Mr. Snuggs, who called on the following day, expressed somewhat different sentiments.
“We’ve all got to go sometime,” he said, concealing any grief he may have felt. “I expect it was as good a way as any. Doctors nowadays keep old people living far too long. If it’s right he was paralysed, he wouldn’t have enjoyed life, would he? A misery to himself and everyone else.”
“I suppose that’s right,” said Mr. Britt.
“Person I feel most sorry for is that sister of his. She’ll have to find somewhere to live. She gave up her own house, you know, when she came to look after him, in the summer. Something wrong?”
“In the summer?” croaked Mr. Britt.
“That’s right. Have I said something I shouldn’t?”
“Do you – do you happen to remember exactly when?”
“As a matter of fact, I do. It was on Midsummer Day. Longest day of the year. I remember remarking on it to Henry. Look here, Britt, what’s all this about?”
“And she’s been living at the lodge ever since?”
“That’s right. Like I said, he needed a bit of looking after at the end.”
“And if she came on Midsummer Day, she’s been there more than six months.”
“So what?”
Mr. Britt was thumbing feverishly through the stout, olive-green book on his desk.
“It’s one of the earlier Rent Acts,” he said. “The Act of 1920. Section twelve. That’s right. Sub-section one. I’d entirely overlooked the possibility – yes.”

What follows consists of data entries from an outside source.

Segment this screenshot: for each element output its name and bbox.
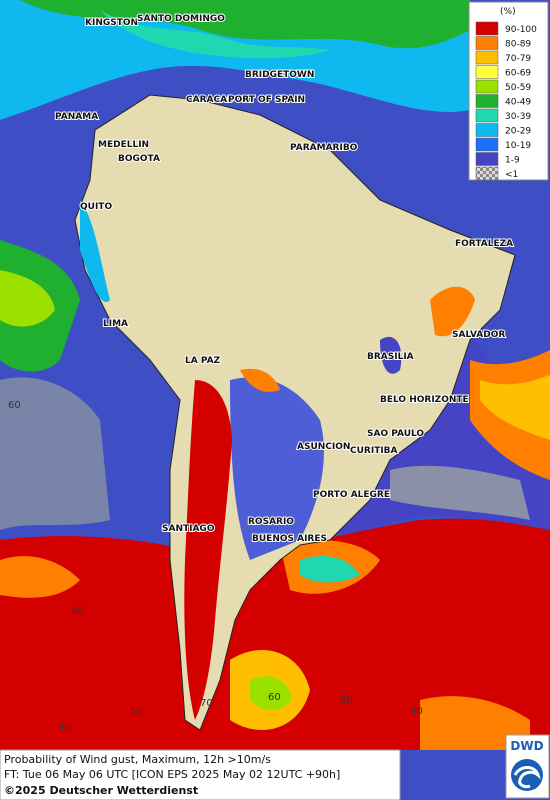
legend-label: 20-29 [505,127,531,137]
legend-label: 40-49 [505,98,531,108]
legend-swatch [475,21,499,36]
grid-label: 50 [130,706,143,717]
city-label: QUITO [80,202,112,212]
logo-swirl [513,766,541,789]
footer-box [0,749,401,800]
legend-label: <1 [505,170,518,180]
legend-swatch [475,166,499,181]
city-label: SALVADOR [452,330,505,340]
city-label: PORTO ALEGRE [313,490,390,500]
grid-label: 70 [200,698,213,709]
city-label: KINGSTON [85,18,138,28]
grid-label: 40 [58,722,71,733]
legend-swatch [475,137,499,152]
legend-swatch [475,79,499,94]
legend-label: 10-19 [505,141,531,151]
legend: (%) 90-100 80-89 70-79 60-69 50-59 40-49 30-39… [468,1,549,181]
city-label: SAO PAULO [367,429,424,439]
legend-label: 90-100 [505,25,537,35]
legend-swatch [475,50,499,65]
legend-label: 60-69 [505,69,531,79]
city-label: PORT OF SPAIN [228,95,305,105]
city-label: CARACAS [186,95,234,105]
legend-label: 30-39 [505,112,531,122]
legend-swatch [475,108,499,123]
grid-label: 50 [340,695,353,706]
grid-label: 40 [72,606,85,617]
legend-swatch [475,65,499,79]
logo-text: DWD [510,739,543,753]
grid-labels: 40 50 70 60 50 40 40 60 [8,400,423,733]
footer: Probability of Wind gust, Maximum, 12h >… [0,749,401,800]
city-label: LA PAZ [185,356,221,366]
city-labels: KINGSTON SANTO DOMINGO BRIDGETOWN CARACA… [54,13,514,545]
legend-title: (%) [500,7,516,17]
city-label: FORTALEZA [455,239,513,249]
city-label: PARAMARIBO [290,143,358,153]
continent [74,94,516,731]
grid-label: 40 [410,706,423,717]
footer-line: Probability of Wind gust, Maximum, 12h >… [4,753,271,766]
legend-label: 50-59 [505,83,531,93]
legend-label: 70-79 [505,54,531,64]
city-label: BOGOTA [118,154,160,164]
legend-label: 1-9 [505,156,520,166]
city-label: ROSARIO [248,517,294,527]
city-label: LIMA [103,319,128,329]
legend-swatch [475,152,499,166]
city-label: SANTIAGO [162,524,215,534]
city-label: BUENOS AIRES [252,534,327,544]
city-label: BELO HORIZONTE [380,395,469,405]
city-label: MEDELLIN [98,140,149,150]
dwd-logo: DWD [505,734,550,799]
city-label: PANAMA [55,112,98,122]
footer-line: ©2025 Deutscher Wetterdienst [4,784,198,797]
footer-line: FT: Tue 06 May 06 UTC [ICON EPS 2025 May… [4,768,340,781]
grid-label: 60 [8,400,21,411]
legend-label: 80-89 [505,40,531,50]
legend-swatch [475,36,499,50]
city-label: SANTO DOMINGO [137,14,225,24]
city-label: BRASILIA [367,352,414,362]
city-label: ASUNCION [297,442,350,452]
legend-swatch [475,94,499,108]
legend-swatch [475,123,499,137]
city-label: CURITIBA [350,446,398,456]
city-label: BRIDGETOWN [245,70,314,80]
grid-label: 60 [268,692,281,703]
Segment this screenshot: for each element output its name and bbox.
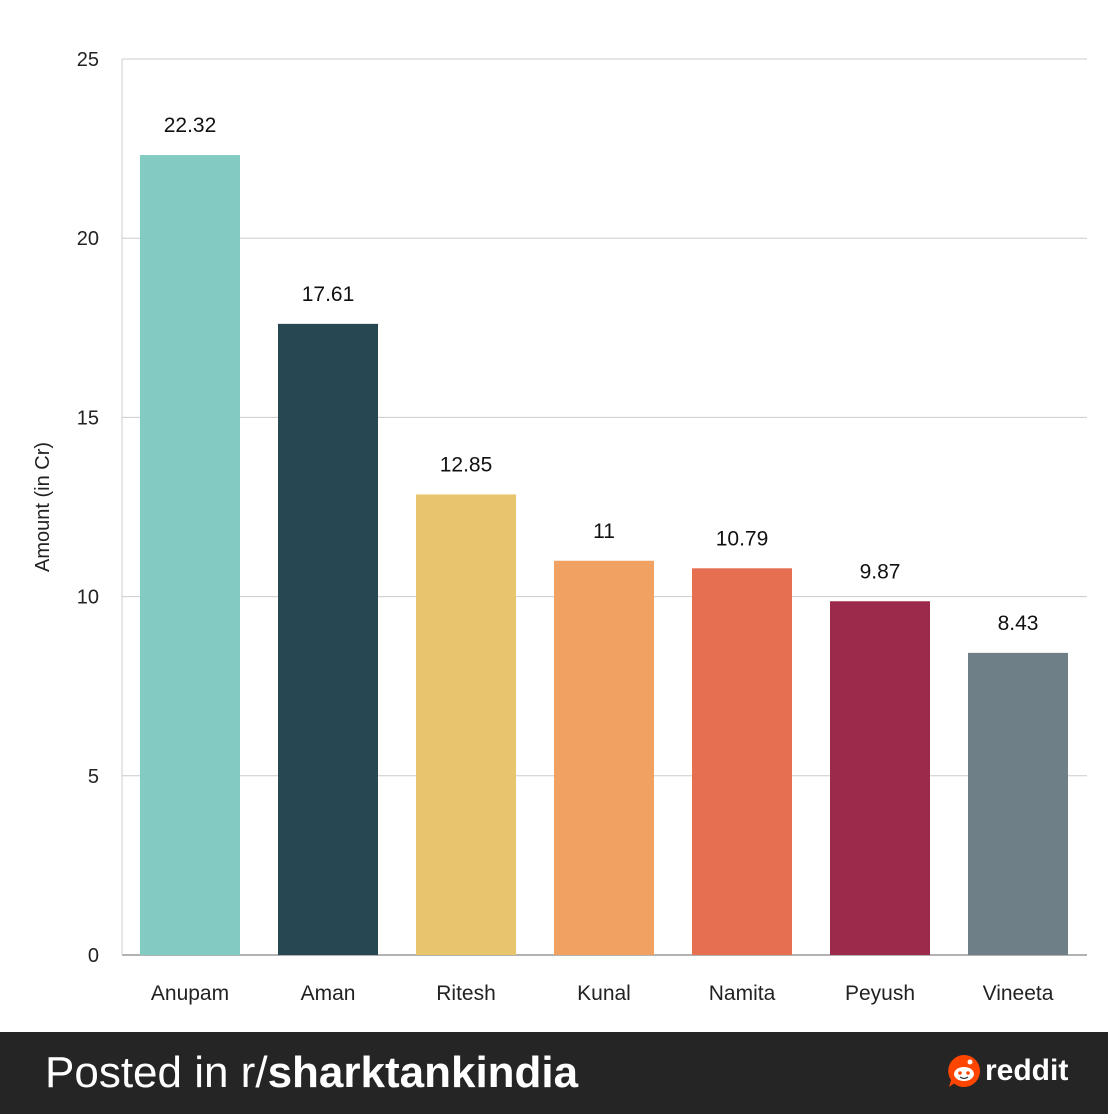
x-tick-label: Vineeta bbox=[983, 982, 1054, 1005]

“Stop all this money talk,” said Mr. Snuggs, his face bright red, “and explain.”
Mr. Britt explained.
“You mean,” said Mr. Snuggs, when he had finally taken it in, “that because she’s a relative, and because she’s lived there more than six months, I can’t turn her out either.”
“That’s roughly correct.”
A gleam of hope appeared in Mr. Snuggs’ watery eyes. “Perhaps she don’t know about this old Act,” he said.
“It’s a possibility. But when I saw her coming out of Mr. Fairchild’s room this morning I remember thinking she looked remarkably cheerful.